Martinez v 560-568 Audubon Realty LLC |
2021 NY Slip Op 04277 |
Decided on July 08, 2021 |
Appellate Division, First Department |
Published by New York State Law Reporting Bureau pursuant to Judiciary Law § 431. |
This opinion is uncorrected and subject to revision before publication in the Official Reports. |
Decided and Entered: July 08, 2021
Before: Manzanet-Daniels, J.P., Webber, Singh, Kennedy, JJ.
Index No. 156118/16 Appeal No. 14181 Case No. 2020-03565
v
560-568 Audubon Realty LLC et al., Defendants-Respondents.
Manuel D. Gomez, New York, for appellant.
Order, Supreme Court, New York County (Margaret A. Chan, J.), entered September 18, 2019, which granted defendants' motion for summary judgment dismissing the complaint and denied plaintiff's cross motion for summary judgment, unanimously modified, on the law, to deny defendants' motion, and otherwise affirmed, without costs.
Defendants established prima facie entitlement to judgment as a matter of law by demonstrating that they neither created nor had actual or constructive notice of the crack at the edge of the marble step where plaintiff fell. Defendants submitted the testimony of plaintiff, the property manager, and the member of the owner that they had never seen the crack before the accident, and the testimony of defendants' member that it would have been repaired if discovered (see e.g. Rosario v Prana Nine Props., 143 AD3d 409, 410 [1st Dept 2016]).

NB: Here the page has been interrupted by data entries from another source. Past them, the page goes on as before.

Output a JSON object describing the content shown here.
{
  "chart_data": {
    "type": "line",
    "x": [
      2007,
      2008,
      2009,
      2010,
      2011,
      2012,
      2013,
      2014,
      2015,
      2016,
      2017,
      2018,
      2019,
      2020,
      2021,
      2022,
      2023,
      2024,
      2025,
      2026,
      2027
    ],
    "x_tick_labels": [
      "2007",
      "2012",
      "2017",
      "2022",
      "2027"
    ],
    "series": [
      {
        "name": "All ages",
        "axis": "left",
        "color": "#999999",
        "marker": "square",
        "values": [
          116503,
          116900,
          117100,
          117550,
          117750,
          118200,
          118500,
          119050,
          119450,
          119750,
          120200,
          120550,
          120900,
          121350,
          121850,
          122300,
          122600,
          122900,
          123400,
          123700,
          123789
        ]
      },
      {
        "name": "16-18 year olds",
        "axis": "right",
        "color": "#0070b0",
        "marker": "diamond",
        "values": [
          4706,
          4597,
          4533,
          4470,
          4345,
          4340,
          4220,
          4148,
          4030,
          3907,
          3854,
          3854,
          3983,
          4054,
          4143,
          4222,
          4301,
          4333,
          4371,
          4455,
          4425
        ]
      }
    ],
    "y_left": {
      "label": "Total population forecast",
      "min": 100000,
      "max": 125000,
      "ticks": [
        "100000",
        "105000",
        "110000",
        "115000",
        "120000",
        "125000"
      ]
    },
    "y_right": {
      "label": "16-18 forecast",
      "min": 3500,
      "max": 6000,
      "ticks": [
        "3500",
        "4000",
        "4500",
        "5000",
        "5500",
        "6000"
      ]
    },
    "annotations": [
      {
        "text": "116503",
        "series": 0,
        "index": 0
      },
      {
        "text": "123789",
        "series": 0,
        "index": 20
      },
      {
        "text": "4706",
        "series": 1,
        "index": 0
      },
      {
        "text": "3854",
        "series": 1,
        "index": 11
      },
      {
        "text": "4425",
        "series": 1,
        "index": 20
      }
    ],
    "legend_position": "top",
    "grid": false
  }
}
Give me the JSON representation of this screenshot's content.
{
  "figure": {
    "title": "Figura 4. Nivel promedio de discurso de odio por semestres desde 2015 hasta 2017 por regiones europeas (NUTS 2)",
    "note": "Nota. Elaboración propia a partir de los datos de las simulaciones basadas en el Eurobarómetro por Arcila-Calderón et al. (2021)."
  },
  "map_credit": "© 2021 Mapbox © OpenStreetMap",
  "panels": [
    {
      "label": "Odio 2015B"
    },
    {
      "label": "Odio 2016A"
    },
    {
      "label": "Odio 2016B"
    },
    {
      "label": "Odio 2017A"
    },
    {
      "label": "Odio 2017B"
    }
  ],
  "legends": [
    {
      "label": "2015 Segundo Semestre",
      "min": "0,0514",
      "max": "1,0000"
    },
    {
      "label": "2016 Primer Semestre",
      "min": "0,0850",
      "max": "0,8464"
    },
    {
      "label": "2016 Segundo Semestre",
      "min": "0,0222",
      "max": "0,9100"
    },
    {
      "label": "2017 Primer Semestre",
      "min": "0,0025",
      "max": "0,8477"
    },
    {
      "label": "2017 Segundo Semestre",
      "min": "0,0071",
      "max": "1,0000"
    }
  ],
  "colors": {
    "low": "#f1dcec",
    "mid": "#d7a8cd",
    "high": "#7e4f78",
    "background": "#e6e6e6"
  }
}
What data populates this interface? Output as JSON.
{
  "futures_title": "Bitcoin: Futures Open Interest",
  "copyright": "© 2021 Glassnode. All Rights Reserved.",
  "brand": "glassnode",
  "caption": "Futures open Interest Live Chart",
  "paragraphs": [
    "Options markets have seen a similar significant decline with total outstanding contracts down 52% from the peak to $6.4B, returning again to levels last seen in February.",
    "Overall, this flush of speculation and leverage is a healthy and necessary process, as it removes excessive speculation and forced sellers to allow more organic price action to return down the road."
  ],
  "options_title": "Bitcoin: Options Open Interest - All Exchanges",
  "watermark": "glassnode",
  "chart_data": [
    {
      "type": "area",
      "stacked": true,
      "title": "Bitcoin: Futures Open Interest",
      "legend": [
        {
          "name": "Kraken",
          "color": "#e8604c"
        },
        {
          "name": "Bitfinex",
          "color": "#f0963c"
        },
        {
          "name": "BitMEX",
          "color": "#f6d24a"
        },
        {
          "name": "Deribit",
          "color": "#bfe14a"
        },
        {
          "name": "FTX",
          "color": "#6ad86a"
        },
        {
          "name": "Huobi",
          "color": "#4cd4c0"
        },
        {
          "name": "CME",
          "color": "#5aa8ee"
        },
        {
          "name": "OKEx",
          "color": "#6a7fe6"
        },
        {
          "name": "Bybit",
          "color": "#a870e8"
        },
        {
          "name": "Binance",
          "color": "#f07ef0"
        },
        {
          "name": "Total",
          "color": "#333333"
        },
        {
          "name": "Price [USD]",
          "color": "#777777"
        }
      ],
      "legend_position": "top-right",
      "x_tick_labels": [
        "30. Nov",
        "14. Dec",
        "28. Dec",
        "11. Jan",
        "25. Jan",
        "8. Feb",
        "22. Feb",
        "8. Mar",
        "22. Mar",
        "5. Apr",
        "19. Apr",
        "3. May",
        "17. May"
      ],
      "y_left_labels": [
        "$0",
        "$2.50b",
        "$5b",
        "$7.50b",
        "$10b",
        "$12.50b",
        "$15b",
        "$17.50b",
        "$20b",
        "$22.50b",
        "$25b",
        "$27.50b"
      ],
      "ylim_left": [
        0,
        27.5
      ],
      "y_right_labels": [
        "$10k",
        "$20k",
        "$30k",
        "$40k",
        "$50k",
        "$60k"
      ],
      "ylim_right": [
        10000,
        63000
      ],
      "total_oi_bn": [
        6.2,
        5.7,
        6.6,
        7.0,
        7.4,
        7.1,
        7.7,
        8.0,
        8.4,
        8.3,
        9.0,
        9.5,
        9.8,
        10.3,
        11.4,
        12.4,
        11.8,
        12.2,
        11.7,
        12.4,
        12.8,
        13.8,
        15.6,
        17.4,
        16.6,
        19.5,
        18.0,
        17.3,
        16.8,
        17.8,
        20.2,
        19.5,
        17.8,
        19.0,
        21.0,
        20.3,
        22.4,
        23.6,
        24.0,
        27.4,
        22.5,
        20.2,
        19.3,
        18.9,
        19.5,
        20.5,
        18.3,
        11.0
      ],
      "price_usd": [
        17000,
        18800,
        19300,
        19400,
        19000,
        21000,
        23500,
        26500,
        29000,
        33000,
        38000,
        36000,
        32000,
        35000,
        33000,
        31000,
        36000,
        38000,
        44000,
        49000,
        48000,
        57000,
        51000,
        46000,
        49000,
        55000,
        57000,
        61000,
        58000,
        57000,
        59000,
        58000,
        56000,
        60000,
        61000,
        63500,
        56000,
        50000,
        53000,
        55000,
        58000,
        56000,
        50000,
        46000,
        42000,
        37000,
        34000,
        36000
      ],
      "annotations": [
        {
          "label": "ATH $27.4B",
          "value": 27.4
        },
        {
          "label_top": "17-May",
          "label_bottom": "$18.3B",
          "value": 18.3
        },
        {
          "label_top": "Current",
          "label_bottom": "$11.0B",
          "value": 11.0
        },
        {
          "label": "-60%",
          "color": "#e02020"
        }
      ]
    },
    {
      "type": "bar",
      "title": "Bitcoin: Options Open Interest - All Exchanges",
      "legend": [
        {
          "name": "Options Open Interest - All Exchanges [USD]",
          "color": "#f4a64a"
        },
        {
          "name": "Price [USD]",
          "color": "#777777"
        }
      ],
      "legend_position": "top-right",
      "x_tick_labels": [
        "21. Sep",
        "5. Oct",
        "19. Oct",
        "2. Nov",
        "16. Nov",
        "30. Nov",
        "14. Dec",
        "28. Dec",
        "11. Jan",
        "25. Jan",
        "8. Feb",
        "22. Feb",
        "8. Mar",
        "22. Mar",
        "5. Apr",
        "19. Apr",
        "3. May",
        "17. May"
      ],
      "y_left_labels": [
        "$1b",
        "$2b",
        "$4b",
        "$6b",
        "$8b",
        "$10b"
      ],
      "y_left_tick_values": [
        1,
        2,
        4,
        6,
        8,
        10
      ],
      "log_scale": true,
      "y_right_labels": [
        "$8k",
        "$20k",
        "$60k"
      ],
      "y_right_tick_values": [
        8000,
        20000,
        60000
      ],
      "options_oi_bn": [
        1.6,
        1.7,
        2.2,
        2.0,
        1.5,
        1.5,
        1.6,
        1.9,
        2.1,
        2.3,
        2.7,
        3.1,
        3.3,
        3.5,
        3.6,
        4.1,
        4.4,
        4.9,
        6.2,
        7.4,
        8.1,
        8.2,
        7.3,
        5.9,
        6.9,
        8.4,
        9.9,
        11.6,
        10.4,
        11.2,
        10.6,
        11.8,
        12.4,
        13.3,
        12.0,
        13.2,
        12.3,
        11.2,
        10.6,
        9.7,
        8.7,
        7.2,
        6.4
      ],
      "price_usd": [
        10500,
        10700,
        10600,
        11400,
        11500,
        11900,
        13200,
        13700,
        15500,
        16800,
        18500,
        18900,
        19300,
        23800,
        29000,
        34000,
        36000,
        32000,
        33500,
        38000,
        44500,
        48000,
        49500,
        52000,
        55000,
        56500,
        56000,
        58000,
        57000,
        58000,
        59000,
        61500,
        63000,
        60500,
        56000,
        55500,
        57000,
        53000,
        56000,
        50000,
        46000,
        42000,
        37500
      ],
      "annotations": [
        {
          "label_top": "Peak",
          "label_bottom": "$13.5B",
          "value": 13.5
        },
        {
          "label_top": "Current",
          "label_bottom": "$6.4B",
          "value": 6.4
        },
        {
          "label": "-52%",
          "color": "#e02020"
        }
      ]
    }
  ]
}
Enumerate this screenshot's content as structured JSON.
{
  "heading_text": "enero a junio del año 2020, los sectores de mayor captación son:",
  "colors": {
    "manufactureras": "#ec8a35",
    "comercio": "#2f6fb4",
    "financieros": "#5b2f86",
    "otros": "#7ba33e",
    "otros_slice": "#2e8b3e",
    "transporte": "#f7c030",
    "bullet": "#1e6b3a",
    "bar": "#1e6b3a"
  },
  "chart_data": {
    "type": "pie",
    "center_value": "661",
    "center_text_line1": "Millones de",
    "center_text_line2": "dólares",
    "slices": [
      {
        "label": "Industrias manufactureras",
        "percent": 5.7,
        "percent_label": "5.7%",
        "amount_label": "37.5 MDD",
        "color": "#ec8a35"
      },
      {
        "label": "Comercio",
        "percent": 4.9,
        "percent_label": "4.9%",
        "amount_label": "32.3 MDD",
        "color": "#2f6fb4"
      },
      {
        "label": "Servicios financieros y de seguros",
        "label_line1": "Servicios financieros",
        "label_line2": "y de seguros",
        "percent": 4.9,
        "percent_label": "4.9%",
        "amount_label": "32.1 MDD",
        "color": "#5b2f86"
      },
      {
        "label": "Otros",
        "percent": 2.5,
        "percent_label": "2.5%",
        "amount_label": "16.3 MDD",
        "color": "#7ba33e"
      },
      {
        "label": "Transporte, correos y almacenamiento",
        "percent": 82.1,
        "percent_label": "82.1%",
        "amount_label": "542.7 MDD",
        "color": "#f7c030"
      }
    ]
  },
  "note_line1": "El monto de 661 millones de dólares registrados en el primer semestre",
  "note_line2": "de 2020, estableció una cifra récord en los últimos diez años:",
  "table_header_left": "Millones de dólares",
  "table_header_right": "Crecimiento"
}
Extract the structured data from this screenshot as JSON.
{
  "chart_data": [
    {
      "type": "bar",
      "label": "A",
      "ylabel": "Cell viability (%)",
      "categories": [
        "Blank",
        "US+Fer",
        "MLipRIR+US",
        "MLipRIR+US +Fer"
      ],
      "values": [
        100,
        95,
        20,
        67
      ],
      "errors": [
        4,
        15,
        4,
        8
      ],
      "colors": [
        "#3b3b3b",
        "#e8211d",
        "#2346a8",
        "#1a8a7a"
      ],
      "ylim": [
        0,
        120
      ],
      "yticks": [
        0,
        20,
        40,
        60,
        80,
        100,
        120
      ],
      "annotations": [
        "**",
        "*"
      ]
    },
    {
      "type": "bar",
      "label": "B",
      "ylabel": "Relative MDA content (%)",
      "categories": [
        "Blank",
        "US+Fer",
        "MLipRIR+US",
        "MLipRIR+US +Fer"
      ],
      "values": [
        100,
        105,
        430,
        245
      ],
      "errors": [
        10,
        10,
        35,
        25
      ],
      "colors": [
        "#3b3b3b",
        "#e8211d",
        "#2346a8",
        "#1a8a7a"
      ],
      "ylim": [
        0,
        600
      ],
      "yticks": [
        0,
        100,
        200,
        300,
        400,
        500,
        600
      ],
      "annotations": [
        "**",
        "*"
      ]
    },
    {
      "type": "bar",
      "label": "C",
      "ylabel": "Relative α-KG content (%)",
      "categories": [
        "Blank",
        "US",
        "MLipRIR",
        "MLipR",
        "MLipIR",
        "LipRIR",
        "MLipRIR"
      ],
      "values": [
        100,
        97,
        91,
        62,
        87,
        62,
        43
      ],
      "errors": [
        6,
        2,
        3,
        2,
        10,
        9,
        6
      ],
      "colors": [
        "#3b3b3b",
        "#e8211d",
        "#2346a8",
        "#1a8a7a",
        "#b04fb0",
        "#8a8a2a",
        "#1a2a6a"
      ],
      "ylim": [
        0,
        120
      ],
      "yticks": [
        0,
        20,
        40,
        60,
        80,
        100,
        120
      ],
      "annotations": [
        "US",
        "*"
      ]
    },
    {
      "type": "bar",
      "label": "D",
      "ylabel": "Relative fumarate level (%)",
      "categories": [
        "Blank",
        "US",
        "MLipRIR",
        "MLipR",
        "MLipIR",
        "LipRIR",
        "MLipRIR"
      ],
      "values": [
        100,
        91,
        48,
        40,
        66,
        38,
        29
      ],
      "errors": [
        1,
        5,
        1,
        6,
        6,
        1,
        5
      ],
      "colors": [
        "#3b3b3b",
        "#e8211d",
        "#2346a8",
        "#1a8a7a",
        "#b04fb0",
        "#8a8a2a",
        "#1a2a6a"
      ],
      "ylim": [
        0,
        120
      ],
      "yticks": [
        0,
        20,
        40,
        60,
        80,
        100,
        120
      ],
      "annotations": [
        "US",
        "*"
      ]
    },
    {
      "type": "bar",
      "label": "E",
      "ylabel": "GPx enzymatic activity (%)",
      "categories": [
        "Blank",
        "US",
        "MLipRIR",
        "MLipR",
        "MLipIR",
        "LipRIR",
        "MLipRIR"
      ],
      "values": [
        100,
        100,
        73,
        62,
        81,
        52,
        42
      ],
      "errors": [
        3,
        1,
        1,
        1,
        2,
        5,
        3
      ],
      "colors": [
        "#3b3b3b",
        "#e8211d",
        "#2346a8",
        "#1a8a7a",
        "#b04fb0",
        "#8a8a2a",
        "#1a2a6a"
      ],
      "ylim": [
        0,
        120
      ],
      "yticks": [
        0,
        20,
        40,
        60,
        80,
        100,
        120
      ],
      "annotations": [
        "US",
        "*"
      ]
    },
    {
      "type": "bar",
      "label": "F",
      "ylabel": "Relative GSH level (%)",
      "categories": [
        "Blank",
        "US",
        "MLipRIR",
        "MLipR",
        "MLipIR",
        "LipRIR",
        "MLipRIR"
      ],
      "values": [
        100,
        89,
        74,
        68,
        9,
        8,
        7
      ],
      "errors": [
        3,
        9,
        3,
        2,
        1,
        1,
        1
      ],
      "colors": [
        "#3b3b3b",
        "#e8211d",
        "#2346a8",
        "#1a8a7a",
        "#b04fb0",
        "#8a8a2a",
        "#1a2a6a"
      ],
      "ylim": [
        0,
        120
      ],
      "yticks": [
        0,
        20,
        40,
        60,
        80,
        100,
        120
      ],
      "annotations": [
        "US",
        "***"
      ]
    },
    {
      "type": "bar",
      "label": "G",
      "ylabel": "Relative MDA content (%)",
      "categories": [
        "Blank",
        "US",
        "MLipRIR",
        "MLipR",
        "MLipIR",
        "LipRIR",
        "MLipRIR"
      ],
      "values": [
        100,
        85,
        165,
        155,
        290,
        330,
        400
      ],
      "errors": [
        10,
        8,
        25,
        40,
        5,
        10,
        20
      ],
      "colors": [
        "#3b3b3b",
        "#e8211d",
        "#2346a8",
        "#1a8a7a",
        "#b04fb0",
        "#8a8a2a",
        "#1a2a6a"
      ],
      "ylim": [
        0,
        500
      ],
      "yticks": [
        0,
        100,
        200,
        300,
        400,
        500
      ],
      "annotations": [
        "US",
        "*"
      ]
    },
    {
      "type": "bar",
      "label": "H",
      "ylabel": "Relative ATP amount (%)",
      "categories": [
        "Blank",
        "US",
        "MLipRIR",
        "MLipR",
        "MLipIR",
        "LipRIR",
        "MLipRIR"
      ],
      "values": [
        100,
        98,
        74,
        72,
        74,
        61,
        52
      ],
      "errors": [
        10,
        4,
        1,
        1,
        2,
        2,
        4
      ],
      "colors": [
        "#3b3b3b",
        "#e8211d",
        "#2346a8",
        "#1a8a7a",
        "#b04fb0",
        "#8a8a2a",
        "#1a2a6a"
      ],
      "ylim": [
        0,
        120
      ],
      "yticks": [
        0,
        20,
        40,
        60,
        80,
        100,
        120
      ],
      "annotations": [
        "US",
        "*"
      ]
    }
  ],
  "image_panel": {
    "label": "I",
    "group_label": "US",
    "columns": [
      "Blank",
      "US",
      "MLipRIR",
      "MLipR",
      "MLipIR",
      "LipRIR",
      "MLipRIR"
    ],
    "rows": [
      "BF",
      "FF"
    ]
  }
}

In opposition, plaintiff raised a triable issue of fact. Although the court properly declined to consider the affidavit of the notice witness who was not produced or identified until after defendants' motion for summary judgment was filed (see Matas v Clark & Wilkins Indus., Inc., 61 AD3d 582, 583 [1st Dept 2009], lv denied 13 NY3d 703 [2009]), the affidavit of plaintiff's expert and the photographic evidence were sufficient to raise an issue of fact as to constructive notice. The expert opined that the condition depicted in the photographs violated the Building Code and that the step was worn for several years prior to the accident. Furthermore, the photographs depicted a condition that a jury might find was present for a sufficient time for defendants to have discovered and remedied it (see Kings v City Bay Plaza, Inc., 118 AD3d 476, 476 [1st Dept 2014]).
Plaintiff's cross motion was properly denied because the record revealed issues of fact. THIS CONSTITUTES THE DECISION AND ORDER
OF THE SUPREME COURT, APPELLATE DIVISION, FIRST DEPARTMENT.